La condotta violenta nei confronti dei figli, giustificata da presunte finalità educative, rischia di integrare l’illecito previsto dall’articolo 572 del codice penale

Il padre che si comporta in maniera violenta in danno del figlio, giustificando la sua condotta con presunte finalità educative, rischia di commettere reato. Lo ha stabilito la Corte di Cassazione pronunciandosi sul ricorso presentato da un uomo condannato dalla Corte d’Appello di Lecce per maltrattamenti in famiglia nei confronti di moglie e figlia, ai sensi dell’articolo 572 del codice penale.
L’imputato, si era quindi rivolto alla Corte di Cassazione chiedendo l’annullamento della sentenza di secondo grado in quanto, a suo dire, sarebbe mancata la prova della condotta persecutoria di cui era stato accusato, dal momento che la Corte d’Appello, nel pronunciare la sentenza di condanna si era basata unicamente sulle dichiarazioni delle persone offese, che, pertanto, dovevano essere considerate inattendibili.
In particolare, il condannato evidenziava come il giudice di primo grado, da cui era stato assolto per il reato di maltrattamenti, aveva correttamente osservato che il padre era un capo famiglia autoritario e intransigente che non riusciva a comunicare con i figli e utilizzava regole di disciplina assai severe trascendendo davanti alla loro violazione; ma, sebbene con atteggiamenti aggressivi e iracondi, riusciva a imporre regole di vita e a risolvere le problematiche familiari che invece la madre permissiva e facilmente sopraffabile non riusciva a fronteggiare adeguatamente.
Non era pertanto ravvisabile nella sua condotta “la volontà e la consapevolezza di persistere in un’attività vessatoria”, considerando altresì che “l’imputato teneva alla educazione dei figli, seppure con metodi non condivisibili e li aiutava a migliorare il rendimento scolastico e le relazioni con i coetanei”.
La Suprema Corte, tuttavia, riteneva di aderire alla decisione del giudice di appello, che aveva invece riconosciuto il reato di maltrattamenti basandosi sulle dichiarazioni accusatorie della ex moglie dell’imputato, della figlia e del suo fidanzato, del figlio, oltre che della dottoressa del consultorio che si era occupata della problematiche della famiglia.
Tutti gli elementi di prova raccolti, secondo gli Ermellini, confermavano che vi erano stati “ripetuti episodi di percosse (nei confronti della moglie, anche davanti ai figli, e dei figli stessi), minacce e ingiurie nei confronti dei familiari provocando loro consistenti afflizioni psicologiche e il rifiuto dei figli di vedere il padre”.

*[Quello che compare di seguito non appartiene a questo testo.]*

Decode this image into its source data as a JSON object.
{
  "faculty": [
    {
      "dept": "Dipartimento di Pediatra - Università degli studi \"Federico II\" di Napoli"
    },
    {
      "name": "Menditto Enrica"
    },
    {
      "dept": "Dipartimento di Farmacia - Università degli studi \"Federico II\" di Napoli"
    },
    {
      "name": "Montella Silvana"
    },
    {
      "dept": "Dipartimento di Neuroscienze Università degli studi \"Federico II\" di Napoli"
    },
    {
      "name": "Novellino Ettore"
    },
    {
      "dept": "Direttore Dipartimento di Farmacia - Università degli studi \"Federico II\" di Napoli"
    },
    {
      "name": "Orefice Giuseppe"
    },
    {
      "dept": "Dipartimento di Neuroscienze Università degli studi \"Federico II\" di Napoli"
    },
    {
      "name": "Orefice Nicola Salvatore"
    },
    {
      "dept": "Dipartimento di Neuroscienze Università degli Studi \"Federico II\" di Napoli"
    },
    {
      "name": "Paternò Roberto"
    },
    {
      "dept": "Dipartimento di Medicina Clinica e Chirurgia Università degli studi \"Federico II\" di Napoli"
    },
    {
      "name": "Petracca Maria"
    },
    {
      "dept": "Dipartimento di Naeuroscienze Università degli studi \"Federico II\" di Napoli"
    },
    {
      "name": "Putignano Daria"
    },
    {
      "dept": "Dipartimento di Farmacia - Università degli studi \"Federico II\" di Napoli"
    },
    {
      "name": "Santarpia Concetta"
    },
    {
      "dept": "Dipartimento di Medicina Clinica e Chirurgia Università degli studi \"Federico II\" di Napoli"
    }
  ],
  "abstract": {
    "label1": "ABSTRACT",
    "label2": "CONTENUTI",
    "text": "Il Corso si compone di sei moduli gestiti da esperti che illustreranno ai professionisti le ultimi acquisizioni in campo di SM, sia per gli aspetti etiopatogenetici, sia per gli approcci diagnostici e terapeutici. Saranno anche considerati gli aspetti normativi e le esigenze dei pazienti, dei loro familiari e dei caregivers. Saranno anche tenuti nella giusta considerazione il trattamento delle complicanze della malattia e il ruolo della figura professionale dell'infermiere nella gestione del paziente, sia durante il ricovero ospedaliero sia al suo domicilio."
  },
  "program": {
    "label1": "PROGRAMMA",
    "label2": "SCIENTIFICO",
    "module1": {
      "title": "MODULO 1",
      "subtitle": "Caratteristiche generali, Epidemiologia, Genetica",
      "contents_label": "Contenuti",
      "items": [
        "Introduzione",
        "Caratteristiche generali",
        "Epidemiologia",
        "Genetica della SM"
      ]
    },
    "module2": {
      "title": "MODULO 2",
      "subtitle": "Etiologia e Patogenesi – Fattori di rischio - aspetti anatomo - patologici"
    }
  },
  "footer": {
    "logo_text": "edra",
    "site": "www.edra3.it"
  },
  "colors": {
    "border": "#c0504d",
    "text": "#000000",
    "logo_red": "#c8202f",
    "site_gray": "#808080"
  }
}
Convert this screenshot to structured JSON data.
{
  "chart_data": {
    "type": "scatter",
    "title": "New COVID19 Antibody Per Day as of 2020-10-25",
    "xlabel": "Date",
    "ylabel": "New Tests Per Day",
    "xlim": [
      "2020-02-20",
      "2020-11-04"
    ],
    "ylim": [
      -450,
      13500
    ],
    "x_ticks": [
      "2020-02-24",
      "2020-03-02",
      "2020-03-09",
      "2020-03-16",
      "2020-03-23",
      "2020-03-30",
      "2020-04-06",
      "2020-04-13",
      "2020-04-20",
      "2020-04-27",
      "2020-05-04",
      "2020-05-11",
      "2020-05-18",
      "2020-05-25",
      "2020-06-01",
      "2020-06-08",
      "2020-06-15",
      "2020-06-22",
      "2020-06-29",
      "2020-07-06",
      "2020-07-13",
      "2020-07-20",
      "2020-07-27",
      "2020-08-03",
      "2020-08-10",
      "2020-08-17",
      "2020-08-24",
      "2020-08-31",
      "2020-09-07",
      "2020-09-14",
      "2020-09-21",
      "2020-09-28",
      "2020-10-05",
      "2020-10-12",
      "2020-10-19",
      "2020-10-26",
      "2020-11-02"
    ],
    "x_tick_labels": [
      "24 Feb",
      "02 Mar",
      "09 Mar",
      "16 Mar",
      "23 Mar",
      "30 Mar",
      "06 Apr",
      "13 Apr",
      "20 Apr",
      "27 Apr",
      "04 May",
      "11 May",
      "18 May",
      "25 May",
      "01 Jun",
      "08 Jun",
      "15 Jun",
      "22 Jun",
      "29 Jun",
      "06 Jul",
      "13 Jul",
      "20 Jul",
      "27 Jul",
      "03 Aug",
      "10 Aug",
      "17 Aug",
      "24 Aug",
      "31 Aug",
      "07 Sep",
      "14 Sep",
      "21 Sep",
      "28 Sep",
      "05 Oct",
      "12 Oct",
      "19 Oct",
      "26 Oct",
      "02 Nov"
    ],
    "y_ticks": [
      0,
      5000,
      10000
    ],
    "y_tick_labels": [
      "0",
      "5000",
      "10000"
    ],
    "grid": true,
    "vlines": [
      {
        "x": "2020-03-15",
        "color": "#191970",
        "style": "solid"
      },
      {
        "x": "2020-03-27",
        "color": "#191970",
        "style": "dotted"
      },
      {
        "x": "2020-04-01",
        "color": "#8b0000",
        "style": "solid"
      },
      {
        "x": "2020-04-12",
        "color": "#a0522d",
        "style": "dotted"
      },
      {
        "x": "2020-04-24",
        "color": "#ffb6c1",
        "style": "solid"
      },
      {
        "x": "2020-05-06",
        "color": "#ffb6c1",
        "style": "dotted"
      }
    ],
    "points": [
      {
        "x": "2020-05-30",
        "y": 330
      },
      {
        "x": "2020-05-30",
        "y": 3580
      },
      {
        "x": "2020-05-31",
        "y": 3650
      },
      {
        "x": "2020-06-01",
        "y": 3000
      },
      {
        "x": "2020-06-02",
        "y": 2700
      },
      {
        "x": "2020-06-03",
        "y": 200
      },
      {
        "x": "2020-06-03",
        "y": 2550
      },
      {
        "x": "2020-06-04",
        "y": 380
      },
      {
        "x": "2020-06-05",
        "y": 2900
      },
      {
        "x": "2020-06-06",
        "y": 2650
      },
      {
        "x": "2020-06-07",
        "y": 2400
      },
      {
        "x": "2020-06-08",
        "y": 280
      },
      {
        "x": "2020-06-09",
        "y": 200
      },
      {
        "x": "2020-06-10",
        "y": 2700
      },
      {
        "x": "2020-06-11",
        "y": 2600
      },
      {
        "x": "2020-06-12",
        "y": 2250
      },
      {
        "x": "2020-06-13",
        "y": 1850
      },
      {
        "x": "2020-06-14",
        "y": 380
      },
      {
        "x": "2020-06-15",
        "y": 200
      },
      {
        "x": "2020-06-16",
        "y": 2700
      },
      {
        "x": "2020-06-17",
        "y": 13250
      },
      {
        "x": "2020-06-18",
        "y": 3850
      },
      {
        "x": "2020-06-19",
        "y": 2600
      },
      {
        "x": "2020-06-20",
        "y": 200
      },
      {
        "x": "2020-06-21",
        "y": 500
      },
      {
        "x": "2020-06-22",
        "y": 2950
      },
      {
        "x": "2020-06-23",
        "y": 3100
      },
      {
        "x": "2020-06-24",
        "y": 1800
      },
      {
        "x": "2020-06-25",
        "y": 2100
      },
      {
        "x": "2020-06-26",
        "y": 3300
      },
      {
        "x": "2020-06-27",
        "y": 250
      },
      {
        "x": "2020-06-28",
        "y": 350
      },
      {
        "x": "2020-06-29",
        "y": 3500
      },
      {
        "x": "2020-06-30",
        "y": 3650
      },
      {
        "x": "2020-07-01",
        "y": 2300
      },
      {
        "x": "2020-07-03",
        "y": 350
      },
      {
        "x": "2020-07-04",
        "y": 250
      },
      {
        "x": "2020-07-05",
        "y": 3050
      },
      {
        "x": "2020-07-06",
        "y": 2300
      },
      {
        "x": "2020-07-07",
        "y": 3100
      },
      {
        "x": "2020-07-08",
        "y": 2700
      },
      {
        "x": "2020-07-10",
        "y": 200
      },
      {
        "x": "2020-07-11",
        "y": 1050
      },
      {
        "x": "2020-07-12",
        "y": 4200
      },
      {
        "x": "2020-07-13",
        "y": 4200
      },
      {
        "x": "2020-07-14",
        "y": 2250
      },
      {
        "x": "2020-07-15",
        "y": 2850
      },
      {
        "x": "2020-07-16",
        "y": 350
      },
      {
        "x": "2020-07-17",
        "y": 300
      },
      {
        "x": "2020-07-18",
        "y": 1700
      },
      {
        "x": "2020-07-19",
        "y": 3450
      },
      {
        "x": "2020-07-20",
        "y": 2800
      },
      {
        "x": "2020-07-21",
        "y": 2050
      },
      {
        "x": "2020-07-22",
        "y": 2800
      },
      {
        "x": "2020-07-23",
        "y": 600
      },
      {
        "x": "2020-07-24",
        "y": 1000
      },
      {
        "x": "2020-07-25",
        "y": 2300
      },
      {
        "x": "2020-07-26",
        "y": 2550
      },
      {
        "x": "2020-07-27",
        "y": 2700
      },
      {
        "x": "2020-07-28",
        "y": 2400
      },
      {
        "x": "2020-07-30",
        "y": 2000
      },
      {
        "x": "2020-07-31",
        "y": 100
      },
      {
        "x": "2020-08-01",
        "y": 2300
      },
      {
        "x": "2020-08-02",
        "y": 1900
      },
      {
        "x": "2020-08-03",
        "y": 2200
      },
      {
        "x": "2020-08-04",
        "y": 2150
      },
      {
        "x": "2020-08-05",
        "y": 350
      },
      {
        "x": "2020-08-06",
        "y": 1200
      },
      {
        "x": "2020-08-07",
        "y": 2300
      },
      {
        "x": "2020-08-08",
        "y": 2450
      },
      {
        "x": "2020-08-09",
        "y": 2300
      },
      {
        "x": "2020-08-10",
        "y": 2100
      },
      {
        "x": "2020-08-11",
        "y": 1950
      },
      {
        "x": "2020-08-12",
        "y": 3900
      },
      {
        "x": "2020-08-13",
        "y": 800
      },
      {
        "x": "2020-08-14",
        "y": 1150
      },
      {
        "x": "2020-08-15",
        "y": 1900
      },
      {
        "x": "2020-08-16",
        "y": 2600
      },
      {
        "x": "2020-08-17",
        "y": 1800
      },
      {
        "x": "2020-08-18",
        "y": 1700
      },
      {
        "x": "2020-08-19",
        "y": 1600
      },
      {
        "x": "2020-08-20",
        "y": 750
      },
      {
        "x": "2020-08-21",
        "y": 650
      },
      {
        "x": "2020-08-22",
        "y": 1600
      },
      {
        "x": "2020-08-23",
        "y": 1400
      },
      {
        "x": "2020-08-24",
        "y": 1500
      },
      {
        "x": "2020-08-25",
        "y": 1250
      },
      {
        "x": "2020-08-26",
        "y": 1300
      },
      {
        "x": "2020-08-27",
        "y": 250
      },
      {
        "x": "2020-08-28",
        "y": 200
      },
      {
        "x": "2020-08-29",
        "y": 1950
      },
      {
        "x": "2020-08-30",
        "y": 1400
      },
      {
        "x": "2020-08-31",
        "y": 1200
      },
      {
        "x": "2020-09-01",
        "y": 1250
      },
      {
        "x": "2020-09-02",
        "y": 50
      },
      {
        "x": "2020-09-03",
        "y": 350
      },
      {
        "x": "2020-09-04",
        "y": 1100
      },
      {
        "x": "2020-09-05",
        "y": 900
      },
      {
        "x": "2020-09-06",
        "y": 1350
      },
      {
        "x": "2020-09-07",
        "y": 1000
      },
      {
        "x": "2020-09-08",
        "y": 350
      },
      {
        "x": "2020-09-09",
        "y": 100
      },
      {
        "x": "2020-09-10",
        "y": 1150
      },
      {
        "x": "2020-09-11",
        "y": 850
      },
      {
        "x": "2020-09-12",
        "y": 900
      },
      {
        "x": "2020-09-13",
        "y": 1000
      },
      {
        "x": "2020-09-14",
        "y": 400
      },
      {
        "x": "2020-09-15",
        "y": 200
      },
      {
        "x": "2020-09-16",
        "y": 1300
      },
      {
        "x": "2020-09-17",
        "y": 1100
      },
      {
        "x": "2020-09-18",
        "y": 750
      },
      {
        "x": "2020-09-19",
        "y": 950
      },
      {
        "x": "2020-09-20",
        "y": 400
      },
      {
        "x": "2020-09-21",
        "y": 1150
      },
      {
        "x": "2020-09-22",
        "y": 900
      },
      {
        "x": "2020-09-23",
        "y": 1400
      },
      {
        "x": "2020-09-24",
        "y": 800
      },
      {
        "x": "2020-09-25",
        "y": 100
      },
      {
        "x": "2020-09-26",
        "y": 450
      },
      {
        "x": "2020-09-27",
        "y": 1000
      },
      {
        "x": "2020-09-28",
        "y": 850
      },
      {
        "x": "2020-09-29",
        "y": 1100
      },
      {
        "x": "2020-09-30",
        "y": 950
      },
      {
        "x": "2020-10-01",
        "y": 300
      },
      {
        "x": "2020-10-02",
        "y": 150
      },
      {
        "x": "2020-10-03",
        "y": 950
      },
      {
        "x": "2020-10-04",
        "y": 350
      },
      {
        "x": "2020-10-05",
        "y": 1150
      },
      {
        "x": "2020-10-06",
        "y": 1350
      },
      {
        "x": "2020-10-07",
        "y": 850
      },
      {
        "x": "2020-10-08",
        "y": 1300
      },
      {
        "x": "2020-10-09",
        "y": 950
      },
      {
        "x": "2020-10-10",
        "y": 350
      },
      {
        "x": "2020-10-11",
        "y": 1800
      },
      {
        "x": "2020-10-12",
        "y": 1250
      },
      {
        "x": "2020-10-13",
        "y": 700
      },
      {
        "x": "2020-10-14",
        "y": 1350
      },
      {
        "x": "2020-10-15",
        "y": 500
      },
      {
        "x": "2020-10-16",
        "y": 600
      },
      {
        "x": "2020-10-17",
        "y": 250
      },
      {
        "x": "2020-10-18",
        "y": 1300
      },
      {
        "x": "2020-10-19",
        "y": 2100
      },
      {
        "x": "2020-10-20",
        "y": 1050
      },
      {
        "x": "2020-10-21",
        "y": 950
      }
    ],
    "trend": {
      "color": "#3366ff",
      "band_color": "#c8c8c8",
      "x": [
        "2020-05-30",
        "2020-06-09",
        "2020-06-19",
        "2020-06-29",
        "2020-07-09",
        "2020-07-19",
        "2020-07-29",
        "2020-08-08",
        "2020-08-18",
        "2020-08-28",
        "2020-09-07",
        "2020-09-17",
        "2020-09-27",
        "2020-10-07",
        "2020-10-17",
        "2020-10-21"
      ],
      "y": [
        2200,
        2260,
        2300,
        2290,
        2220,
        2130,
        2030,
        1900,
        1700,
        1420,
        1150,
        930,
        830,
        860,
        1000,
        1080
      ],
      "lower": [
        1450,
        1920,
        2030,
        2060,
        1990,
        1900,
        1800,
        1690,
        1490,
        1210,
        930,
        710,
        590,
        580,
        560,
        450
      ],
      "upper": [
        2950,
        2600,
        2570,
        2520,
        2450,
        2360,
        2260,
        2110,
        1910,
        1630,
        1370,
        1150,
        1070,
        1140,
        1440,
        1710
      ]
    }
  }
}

La Corte d’appello, in particolare, nell’aver riformato la pronuncia di primo grado, aveva correttamente escluso che la condotta dell’imputato fosse motivata da finalità educative, in quanto molto spesso le condotte vessatorie poste in essere dal padre erano prive di motivazione e determinate unicamente dal suo stato di ubriachezza o semplicemente dal suo carattere collerico e aggressivo.
Nonostante tale posizione, la Cassazione, con la sentenza n. 17574/2017, ha ritenuto di annullare la sentenza di secondo grado e di rinviare la causa alla Corte d’appello per un nuovo esame, dal momento che la Corte non aveva motivato “circa la sussistenza del necessario elemento psicologico del dolo abituale, che caratterizza il reato di maltrattamenti, limitandosi a richiamare il generico criterio per il quale non è necessario uno specifico programma criminoso, ma è sufficiente la consapevolezza di persistere in un’attività vessatoria diretta a ledere la personalità della vittima (…), senza argomentare circa la coscienza e la volontà dell’imputato di persistere in un’attività vessatoria”.